The C++ extension exposes _getDefaultGenerator to Python, which bridges into PyTorch core:

{eval-rst}
.. literalinclude:: ../../../test/cpp_extensions/open_registration_extension/torch_openreg/torch_openreg/csrc/Module.cpp
    :language: c++
    :start-after: LITERALINCLUDE START: OPENREG GET DEFAULT GENERATOR
    :end-before: LITERALINCLUDE END: OPENREG GET DEFAULT GENERATOR
    :linenos:
    :emphasize-lines: 10-11
{eval-rst}
.. literalinclude:: ../../../test/cpp_extensions/open_registration_extension/torch_openreg/torch_openreg/csrc/Module.cpp
    :language: c++
    :start-after: LITERALINCLUDE START: OPENREG MODULE METHODS
    :end-before: LITERALINCLUDE END: OPENREG MODULE METHODS
    :linenos:
    :emphasize-lines: 3

This function unpacks the device index from Python, creates a PrivateUse1 device object, and calls at::globalContext().defaultGenerator(). PyTorch’s context then dispatches to the registered hooks.
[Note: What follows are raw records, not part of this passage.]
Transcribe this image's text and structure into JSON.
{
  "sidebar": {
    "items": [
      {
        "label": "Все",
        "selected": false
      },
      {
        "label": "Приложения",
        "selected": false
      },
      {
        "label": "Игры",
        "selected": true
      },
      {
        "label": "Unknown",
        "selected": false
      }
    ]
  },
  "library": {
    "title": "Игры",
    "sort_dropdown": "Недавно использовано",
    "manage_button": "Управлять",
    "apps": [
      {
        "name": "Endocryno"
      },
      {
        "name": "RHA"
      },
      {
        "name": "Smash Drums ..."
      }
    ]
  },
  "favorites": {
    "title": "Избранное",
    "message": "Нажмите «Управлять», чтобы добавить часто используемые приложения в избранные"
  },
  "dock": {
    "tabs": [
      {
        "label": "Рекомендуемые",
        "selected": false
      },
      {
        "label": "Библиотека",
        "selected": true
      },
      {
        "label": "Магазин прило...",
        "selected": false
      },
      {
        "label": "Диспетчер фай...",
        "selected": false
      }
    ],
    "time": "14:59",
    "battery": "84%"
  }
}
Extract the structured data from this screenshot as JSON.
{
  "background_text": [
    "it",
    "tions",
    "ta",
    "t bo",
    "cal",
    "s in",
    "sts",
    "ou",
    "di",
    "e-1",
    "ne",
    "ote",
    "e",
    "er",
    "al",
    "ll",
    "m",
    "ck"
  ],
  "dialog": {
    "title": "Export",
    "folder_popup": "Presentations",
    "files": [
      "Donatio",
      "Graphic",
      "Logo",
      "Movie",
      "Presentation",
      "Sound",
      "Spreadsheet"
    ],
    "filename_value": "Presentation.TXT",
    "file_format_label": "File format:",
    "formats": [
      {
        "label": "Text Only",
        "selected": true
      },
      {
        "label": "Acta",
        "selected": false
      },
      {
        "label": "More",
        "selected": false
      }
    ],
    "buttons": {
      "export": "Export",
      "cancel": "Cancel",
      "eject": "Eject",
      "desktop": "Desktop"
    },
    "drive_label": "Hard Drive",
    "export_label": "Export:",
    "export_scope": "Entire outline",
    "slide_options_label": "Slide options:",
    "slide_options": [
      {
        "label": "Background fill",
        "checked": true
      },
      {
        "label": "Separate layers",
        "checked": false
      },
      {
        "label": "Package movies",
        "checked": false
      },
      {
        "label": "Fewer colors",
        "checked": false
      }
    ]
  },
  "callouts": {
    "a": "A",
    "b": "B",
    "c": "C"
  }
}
Layer 4: PyTorch Core Context

PyTorch’s Context class dispatches to the appropriate accelerator hooks (aten/src/ATen/Context.h):

{eval-rst}
.. literalinclude:: ../../../aten/src/ATen/Context.h
    :language: c++
    :lines: 60-103
    :linenos:
    :emphasize-lines: 8-9, 24-25

This layered architecture keeps PyTorch device‑agnostic while delegating hardware‑specific operations to accelerator implementations. Hooks are registered once at module load time:

{eval-rst}
.. literalinclude:: ../../../test/cpp_extensions/open_registration_extension/torch_openreg/csrc/runtime/OpenRegHooks.cpp
    :language: c++
    :start-after: LITERALINCLUDE START: OPENREG HOOK REGISTER
    :end-before: LITERALINCLUDE END: OPENREG HOOK REGISTER
    :linenos:
    :emphasize-lines: 4

Layer 5: Accelerator Hooks

The hooks interface provides the abstraction PyTorch uses to delegate to device‑specific implementations:

{eval-rst}
.. literalinclude:: ../../../test/cpp_extensions/open_registration_extension/torch_openreg/csrc/runtime/OpenRegHooks.h
    :language: c++
    :start-after: LITERALINCLUDE START: OPENREG HOOK EXAMPLES
    :end-before: LITERALINCLUDE END: OPENREG HOOK EXAMPLES
    :linenos:

The getDefaultGenerator hook method overrides the base interface and delegates to getDefaultOpenRegGenerator, which manages the actual generator instances.

Layer 6: Device-Specific Implementation

The device‑specific implementation manages per‑device generator instances:

{eval-rst}
.. literalinclude:: ../../../test/cpp_extensions/open_registration_extension/torch_openreg/csrc/runtime/OpenRegGenerator.cpp
    :language: c++
    :start-after: LITERALINCLUDE START: OPENREG GET DEFAULT GENERATOR IMPL
    :end-before: LITERALINCLUDE END: OPENREG GET DEFAULT GENERATOR IMPL
    :linenos:

This function maintains a static vector of generators (one per device), initializes them on first access, validates the device index, and returns the appropriate generator instance.